CEDAW creates a blueprint for countries to follow to work toward progress for women and girls. Is it the end-all-be-all solution to discrimination against women? No, of course not, but it is effecting change, slowly but surely.

  • In Bangladesh, CEDAW provided impetus for attaining gender parity in primary school enrollment
  • In Mexico, as of 2009, all 32 states have adopted the General Law on Women’s Access to a Life Free from Violence
  • In Kenya, CEDAW helped eradicate differences in inheritance rights that disparately affected widows and daughters of the deceased
  • In Kuwait, a recommendation by the CEDAW committee led to women finally being granted the right to vote in 2005.
CEDAW is intended to reduce sex trafficking, domestic violence and discrimination in education and employment; to ensure the right to vote; to end forced and child marriages; and to guarantee better access to maternal care.

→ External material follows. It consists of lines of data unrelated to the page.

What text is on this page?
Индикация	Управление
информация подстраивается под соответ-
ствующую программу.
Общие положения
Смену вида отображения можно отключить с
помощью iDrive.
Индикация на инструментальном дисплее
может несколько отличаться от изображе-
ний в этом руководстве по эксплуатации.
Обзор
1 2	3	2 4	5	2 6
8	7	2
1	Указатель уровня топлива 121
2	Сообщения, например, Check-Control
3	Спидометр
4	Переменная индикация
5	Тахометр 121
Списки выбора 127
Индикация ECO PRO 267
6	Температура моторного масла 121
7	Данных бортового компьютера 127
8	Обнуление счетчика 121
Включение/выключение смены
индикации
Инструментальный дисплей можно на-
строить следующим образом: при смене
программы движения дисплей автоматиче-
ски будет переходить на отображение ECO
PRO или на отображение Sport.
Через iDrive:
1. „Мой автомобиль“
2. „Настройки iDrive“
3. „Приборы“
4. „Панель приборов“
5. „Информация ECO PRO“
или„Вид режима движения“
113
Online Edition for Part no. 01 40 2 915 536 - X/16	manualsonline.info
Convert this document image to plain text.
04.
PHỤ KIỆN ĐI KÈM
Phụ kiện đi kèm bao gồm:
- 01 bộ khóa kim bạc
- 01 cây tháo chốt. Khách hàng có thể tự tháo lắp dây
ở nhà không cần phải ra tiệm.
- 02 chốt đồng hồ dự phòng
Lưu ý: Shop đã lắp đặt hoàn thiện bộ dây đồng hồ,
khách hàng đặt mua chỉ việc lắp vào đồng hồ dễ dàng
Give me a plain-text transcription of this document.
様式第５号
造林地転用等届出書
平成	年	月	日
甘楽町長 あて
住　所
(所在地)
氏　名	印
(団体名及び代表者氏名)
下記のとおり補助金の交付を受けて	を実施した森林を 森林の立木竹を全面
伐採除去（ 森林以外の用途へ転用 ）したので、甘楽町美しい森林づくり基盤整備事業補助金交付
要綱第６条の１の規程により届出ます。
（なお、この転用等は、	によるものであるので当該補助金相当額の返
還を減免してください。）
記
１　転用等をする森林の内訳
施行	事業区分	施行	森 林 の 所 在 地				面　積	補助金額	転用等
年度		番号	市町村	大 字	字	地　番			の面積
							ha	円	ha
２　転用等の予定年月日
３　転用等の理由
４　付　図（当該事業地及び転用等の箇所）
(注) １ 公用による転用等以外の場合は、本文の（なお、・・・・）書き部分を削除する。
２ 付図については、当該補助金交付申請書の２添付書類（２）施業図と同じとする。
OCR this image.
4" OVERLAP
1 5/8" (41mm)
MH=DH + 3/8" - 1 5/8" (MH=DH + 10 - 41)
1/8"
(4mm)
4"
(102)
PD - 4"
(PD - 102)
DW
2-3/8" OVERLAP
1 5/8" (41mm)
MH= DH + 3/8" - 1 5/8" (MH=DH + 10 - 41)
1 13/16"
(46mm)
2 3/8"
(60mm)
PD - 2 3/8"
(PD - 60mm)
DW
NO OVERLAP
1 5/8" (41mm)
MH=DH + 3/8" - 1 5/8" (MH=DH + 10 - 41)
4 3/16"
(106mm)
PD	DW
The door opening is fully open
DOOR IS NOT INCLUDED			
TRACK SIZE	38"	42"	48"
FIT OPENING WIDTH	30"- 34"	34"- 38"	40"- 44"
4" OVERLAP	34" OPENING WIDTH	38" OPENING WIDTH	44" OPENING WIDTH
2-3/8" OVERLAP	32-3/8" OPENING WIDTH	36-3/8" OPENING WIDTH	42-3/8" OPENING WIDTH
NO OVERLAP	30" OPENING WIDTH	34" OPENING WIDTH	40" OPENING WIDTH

And therein lies the problem for our always-charming Republicans. Maternal care. You see, the language of CEDAW “protects a woman's equal right to life, health, and to decide on the number and spacing of her children. The full protection of these rights requires the removal of obstacles in access to abortion services, and will also require the state to provide services in some circumstances.”

One hundred eighty seven other countries have - at least on paper - recognized that women have a basic human right to control the outcomes of their own bodies. One hundred eighty seven other countries recognize that yes, women are, in fact, people. But we do not. Because Republicans believe we are God’s broodmares, put on this Earth for the sole purpose of bearing man’s baby, with no value beyond the contents of our uteruses.

We are all God’s children, worthy of saving, unless we are women. Then we are expendable.

Women in the US continue to face the 41st highest maternal death rate (out of 184 countries), over 2 million women a year will report (report!) injuries from current or former partners, and women still make 77 cents on the dollar to men, all because a vigilante group of religious nuts have seized control of the Republican Party and subjected us all to the alleged whims of their imaginary-God-friend.

Not such beacons of progress and freedom in the world anymore, are we…?  

CEDAW is up for vote again in the Senate in the 113th Congress, and I urge you to write to your Senator, particularly if you have a Republican Senator, and urge them to ratify this important treaty. I’ve said it before, and I’ll say it again – women deserve better.